WASHINGTON D.C. – The cause of death for a police officer, a New Jersey native, who succumbed after the Capitol Hill riots was released on Monday, reports say.
Capitol Police Officer Brian Sicknick had several strokes hours after he battled with a pro-Trump mob during the Jan. 6 riot and died of natural causes, according to The New York Times.
The autopsy also found no evidence that Sicknick had an allergic reaction to chemicals but the medical examiner, Francisco J. Diaz, told The Washington Post: “All that transpired played a role in his condition.”
Sicknick died from acute brainstem and “cerebellar infarcts” due to basilar artery thrombosis, according to The New York Times, otherwise known as strokes.
The FBI arrested two men and charged them with assault against Sicknick. The New Jersey native, who grew up in South River, was among several officers who were assaulted in connection to the riot. At least five rioters died in the takeover.

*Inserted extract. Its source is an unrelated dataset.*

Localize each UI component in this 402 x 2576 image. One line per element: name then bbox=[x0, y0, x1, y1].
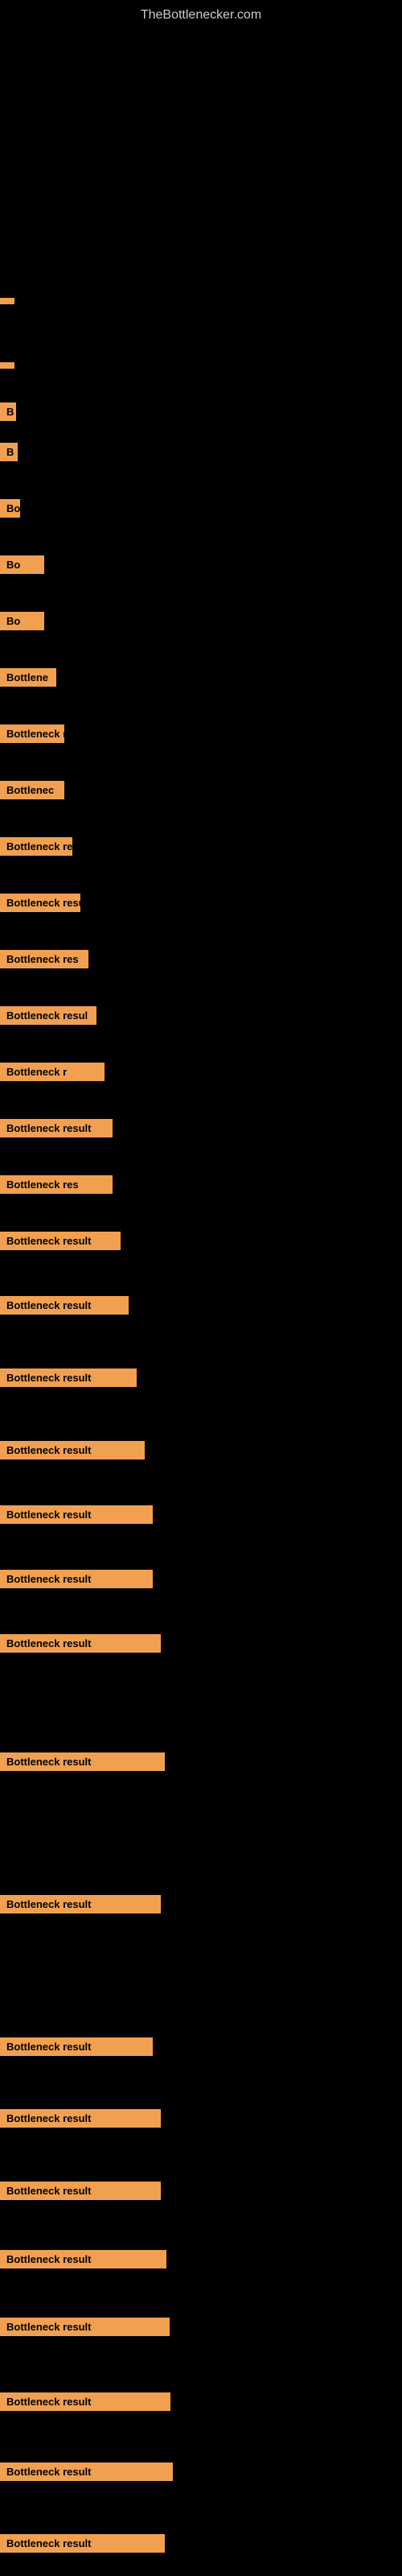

The two men, Julian Elie Khater, 32, of State College, Pa., and George Pierre Tanios, 39, of Morgantown, West Virgina, were arrested last month and charged with conspiring to injure officers and assaulting federal officers, according to a release from the U.S. Attorney’s Office.
Khater was arrested as he disembarked from an airplane at Newark Airport. Tanios was arrested at his home in West Virginia. Khater pleaded not guilty. He is represented by Benedict and Altman, a New Brunswick law firm.
Khater and Tanios were at the U.S. Capitol on Jan. 6th and were observed in video footage working together to assault law enforcement officers with an unknown chemical substance by spraying officers directly in the face and eyes, according to the release.
During the investigation, law enforcement discovered video that depicted Khater asking Tanios to “give me that bear s**t,” the release said
Tanios replied, “Hold on, hold on, not yet, not yet… it’s still early.” Khater then retrieved a canister from Tanios’ backpack and walked through the crowd to within a few steps of the police perimeter, the release said.
The video shows Khater with his right arm up high in the air, appearing to be holding a canister in his right hand and aiming it at the officers’ direction while moving his right arm from side to side, the release said.
The complaint affidavit states that Sicknick, who was standing within a few feet of Khater, reacted to being sprayed in the face. The officers retreated, bringing their hands to their faces and rushing to find water to wash out their eyes, the release said.
Sicknick died the next day at a hospital, said Capitol Police at the time. After engaging with protesters, he collapsed later in the day back at his office. He was then taken to a hospital, where he died at 9:30 p.m. the following night, Jan. 7, according to Capitol Police.
In the hours following the melee, anonymous law enforcement officers told the New York Times that protesters hit Sicknick with a fire extinguisher. However, Sicknick’s family later pushed back on that account, saying they had no confirmation that happened.
“He texted me last night and said, ‘I got pepper-sprayed twice,’ and he was in good shape,” said his brother, Ken Sicknick, according to a statement the family put out and reported by ProPublica. “Apparently he collapsed in the Capitol and they resuscitated him using CPR.”
The next day, the family heard things took an unexpected turn for the worst: Sicknick had a blood clot and had had a stroke; he was on a ventilator.
He died later that night.
Sicknick grew up in South River and is an Iraq War veteran. He also graduated from Middlesex County vo-tech schools, which planted a tree in his memory after he was killed.
Sicknick graduated from the Middlesex County Vocational and Technical School – East Brunswick campus on June 18, 1997. From an early age, he expressed his desire to serve in law enforcement, said Middlesex County Commissioner Ronald Rios at the time of his death. The East Brunswick school said they will be planting an oak tree on the campus in his honor.
“During his four years, Brian was well-liked by the faculty, who described him as a fine student and a kind young man,” said Rios.
Sicknick joined the Capitol Hill Police in July 2008 and most recently served in the department’s First Responder’s Unit.
Before joining the Capitol Police, Sicknick also served with the New Jersey Air National Guard. He was deployed with the 108th Security Force Squadron, 108th Wing, at Joint Base McGuire-Dix-Lakehurst. He was also deployed overseas twice in the Middle East, first in Operation Southern Watch and then in the Iraq War during Operation Enduring Freedom.